Ich trage … eine alte kaputte Jeans und einen (sehr löchrigen sehr dreckigen) schwarzen Wollpulover. Es gibt ihn immer noch. Vor einem halben Jahr wollte ich ihn wegschmeissen und habe festgestellt, dass man ihn noch identisch kaufen kann. Bei einer französischen Herrenmodefirma. Ihn im Internet bestellt. Was soll ich sagen. Es ist nicht das gleiche. Ich habe den alten behalten. Der neue kratzt und wird nur in Notfällen getragen.

Ich habe … mal wieder Kopfschmerzen. Seit dem plötzlichen Tod der Freundin im Juli trage ich mich mit dem Gedanken, doch mal zum Arzt zu gehen. Och ne.

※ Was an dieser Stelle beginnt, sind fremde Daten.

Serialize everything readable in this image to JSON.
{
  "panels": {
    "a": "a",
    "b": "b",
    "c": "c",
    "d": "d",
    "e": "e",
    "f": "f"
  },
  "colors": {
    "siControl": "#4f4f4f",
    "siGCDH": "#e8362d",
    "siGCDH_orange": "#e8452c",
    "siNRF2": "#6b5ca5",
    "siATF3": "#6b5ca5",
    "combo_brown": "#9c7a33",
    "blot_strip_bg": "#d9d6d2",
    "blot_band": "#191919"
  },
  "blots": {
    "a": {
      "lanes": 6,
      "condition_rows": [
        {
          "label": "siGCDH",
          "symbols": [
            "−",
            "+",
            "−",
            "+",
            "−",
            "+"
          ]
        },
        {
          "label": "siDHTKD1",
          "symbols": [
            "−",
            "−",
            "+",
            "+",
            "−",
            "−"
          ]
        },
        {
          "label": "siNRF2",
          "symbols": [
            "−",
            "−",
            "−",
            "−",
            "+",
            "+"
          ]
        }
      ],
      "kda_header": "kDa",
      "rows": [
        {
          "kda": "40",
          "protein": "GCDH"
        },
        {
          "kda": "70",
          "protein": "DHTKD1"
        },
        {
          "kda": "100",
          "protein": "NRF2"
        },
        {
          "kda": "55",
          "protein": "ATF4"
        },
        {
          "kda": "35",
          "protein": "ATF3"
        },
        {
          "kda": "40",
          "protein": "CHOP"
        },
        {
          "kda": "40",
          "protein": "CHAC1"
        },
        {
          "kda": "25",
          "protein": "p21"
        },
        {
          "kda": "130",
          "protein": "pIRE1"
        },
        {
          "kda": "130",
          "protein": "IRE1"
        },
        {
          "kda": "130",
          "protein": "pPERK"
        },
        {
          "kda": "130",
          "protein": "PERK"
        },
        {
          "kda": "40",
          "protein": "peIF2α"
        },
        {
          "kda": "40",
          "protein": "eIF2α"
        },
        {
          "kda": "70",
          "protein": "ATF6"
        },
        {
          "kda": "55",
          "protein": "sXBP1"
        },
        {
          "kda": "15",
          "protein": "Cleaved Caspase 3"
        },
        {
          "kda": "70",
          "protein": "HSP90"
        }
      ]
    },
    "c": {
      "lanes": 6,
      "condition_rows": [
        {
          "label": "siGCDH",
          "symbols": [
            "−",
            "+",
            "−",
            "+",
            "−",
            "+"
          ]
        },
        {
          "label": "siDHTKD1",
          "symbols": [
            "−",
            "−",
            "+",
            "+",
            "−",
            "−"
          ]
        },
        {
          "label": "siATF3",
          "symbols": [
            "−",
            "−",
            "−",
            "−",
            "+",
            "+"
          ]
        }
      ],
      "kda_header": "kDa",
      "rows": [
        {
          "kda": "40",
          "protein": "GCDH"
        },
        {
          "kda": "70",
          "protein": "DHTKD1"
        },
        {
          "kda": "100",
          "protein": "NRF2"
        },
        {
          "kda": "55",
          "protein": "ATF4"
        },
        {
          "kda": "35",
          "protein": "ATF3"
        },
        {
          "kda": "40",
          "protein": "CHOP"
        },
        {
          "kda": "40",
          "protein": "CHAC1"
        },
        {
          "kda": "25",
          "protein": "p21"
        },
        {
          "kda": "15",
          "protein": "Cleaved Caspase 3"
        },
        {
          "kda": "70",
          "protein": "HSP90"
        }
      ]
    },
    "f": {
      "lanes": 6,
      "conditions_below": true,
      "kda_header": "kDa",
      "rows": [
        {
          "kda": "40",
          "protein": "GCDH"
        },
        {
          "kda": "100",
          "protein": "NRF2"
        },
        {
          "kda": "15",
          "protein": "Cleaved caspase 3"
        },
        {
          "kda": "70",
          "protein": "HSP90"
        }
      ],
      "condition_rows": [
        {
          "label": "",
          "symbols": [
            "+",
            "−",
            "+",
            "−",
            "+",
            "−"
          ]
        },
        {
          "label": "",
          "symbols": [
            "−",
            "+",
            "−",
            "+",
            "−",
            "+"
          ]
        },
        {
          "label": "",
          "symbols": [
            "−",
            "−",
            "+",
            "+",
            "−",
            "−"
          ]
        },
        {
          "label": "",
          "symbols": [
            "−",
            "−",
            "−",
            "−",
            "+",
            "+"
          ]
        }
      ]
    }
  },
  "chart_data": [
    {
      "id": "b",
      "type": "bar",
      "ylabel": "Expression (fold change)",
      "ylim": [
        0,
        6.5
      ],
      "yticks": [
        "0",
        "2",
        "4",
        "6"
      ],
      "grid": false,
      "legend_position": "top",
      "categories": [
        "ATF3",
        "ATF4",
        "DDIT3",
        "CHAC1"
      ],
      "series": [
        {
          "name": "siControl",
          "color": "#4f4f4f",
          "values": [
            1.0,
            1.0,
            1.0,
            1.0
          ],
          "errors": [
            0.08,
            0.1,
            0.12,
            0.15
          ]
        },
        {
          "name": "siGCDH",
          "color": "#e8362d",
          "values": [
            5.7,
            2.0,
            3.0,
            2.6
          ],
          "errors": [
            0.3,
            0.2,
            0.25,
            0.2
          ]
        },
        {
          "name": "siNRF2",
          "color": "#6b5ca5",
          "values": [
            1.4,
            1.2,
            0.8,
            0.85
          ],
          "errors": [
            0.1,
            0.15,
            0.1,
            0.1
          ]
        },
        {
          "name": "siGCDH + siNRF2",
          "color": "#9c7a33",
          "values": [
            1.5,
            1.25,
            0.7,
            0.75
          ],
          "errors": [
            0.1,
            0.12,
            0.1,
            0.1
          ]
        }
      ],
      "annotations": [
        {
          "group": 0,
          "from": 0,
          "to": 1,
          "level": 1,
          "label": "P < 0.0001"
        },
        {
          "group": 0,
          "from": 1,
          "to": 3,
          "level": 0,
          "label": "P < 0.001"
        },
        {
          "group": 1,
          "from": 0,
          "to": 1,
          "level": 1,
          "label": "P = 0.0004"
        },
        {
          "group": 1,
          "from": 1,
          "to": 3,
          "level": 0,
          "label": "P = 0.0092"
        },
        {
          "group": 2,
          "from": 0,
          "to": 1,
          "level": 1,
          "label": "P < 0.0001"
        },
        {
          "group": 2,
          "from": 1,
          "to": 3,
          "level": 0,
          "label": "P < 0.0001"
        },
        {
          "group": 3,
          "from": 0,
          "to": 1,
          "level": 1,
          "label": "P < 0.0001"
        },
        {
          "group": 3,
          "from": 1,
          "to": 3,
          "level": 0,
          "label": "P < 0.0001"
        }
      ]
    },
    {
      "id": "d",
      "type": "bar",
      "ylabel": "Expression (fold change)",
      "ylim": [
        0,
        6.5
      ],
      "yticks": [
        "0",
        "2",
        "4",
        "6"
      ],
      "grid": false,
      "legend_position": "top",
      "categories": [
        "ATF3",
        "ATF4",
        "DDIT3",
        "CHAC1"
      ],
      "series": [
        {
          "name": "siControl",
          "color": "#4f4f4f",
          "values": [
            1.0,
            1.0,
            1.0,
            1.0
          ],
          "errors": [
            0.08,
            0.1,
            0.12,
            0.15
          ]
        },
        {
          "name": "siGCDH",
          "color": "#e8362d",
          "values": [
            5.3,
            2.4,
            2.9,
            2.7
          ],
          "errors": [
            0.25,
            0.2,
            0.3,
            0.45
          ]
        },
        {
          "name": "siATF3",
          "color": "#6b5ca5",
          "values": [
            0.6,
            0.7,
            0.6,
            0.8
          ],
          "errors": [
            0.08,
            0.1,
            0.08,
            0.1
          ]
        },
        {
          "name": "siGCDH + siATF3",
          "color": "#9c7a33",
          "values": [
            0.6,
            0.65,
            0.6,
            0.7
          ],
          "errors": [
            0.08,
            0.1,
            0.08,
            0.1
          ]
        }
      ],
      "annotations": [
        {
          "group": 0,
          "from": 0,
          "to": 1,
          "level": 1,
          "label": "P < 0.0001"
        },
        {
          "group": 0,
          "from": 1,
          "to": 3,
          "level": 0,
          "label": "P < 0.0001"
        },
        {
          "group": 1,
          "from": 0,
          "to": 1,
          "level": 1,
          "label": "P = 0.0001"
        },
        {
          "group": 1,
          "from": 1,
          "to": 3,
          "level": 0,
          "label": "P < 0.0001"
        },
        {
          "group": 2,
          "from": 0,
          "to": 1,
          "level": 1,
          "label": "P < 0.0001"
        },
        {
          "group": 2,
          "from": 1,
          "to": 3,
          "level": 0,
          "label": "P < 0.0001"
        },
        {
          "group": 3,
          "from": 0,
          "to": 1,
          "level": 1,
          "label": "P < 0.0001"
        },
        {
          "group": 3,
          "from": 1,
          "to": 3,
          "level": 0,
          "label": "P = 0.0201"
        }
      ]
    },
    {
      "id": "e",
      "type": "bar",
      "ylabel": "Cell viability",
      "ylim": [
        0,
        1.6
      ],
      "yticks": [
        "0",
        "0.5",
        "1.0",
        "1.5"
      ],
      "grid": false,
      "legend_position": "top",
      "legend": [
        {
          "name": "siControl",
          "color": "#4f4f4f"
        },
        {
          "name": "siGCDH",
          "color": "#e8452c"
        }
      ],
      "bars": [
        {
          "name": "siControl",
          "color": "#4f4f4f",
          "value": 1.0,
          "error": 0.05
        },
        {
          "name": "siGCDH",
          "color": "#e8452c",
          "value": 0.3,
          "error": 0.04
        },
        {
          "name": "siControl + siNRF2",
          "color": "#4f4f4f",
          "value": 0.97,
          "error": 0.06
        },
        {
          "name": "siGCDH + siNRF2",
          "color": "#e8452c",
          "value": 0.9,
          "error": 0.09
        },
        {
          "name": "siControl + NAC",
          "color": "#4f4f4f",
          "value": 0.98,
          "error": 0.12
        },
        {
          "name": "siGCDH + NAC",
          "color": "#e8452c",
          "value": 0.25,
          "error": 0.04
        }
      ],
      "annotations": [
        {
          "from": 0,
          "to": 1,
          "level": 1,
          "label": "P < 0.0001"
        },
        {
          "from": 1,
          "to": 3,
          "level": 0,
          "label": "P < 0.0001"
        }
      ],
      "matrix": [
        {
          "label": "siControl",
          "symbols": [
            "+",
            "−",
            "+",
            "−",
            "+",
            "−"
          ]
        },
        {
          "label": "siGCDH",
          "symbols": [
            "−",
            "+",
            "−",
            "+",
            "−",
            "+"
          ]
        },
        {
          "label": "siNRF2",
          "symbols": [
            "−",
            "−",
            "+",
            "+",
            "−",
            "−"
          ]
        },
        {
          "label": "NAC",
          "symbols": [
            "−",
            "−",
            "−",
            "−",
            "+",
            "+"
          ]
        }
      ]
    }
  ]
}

Ich höre … die Festplatte meines Rechners. Sollte wohl mal einen neuen kaufen. Das wiederstrebt mir. Dieses System, dass alle Programme immer größer werden (nein, ich brauche die wenigsten von diesen Superfeatures) und einem alles dichtmachen, so dass man allein deshalb alle paar Jahre einen neuen Computer anschaffen muss.

Ich trinke … Suser. Zu Zwiebelkuchen.

Ich esse … was mir Spass macht. Nur nach am Wochenende Fleisch. Dann aber mit großem Vergnügen.

Ich stehe … schlecht auf einem Bein. Wobei es besser geht, wenn ich übe. Ich übe aber nicht.

Ich gehe … nicht direkt wacklig, aber ich falle öfter mal hin. Neulich darüber nachgedacht, wie das erst mal im Alter werden soll. Wenn ich jetzt schon anfange. Apropos, die Greisin hat die Eitelkeit besiegt und sich sich für eine Rollator entschieden.

Ich lache … immer noch, wenn ich dran denke, wie das Patentkind sich gestern gar nicht mehr eingekriegt hat, als wir zusammen das TH geübt haben. Es lernt jetz Englisch. Mr. Kapoor lives over the thop. Äh. Shop.

Ich sehe … heute nachmittag wie die Flüchtlinge hier wohnen. Denn ich habe endlich einen Kontakt bekommen. Bin gespannt. Was ich tun kann.

Ich mag … meine Arbeit gerade wieder. Hoffentlich hält es noch ein bisschen.

Ich schreibe … das meiste nur im Kopf grad. Da jede Menge.

Ich weiß … sehr viel überflüssigen Kram. Den ich leider zu selten für mich behalten kann.

Ich möchte … beweglich bleiben. Klappt so mittel.

So das war jetzt für mich. Das hatte ich überhaupt unterschätzt, wie gut so ein Blog zum nachschlagen funktioniert.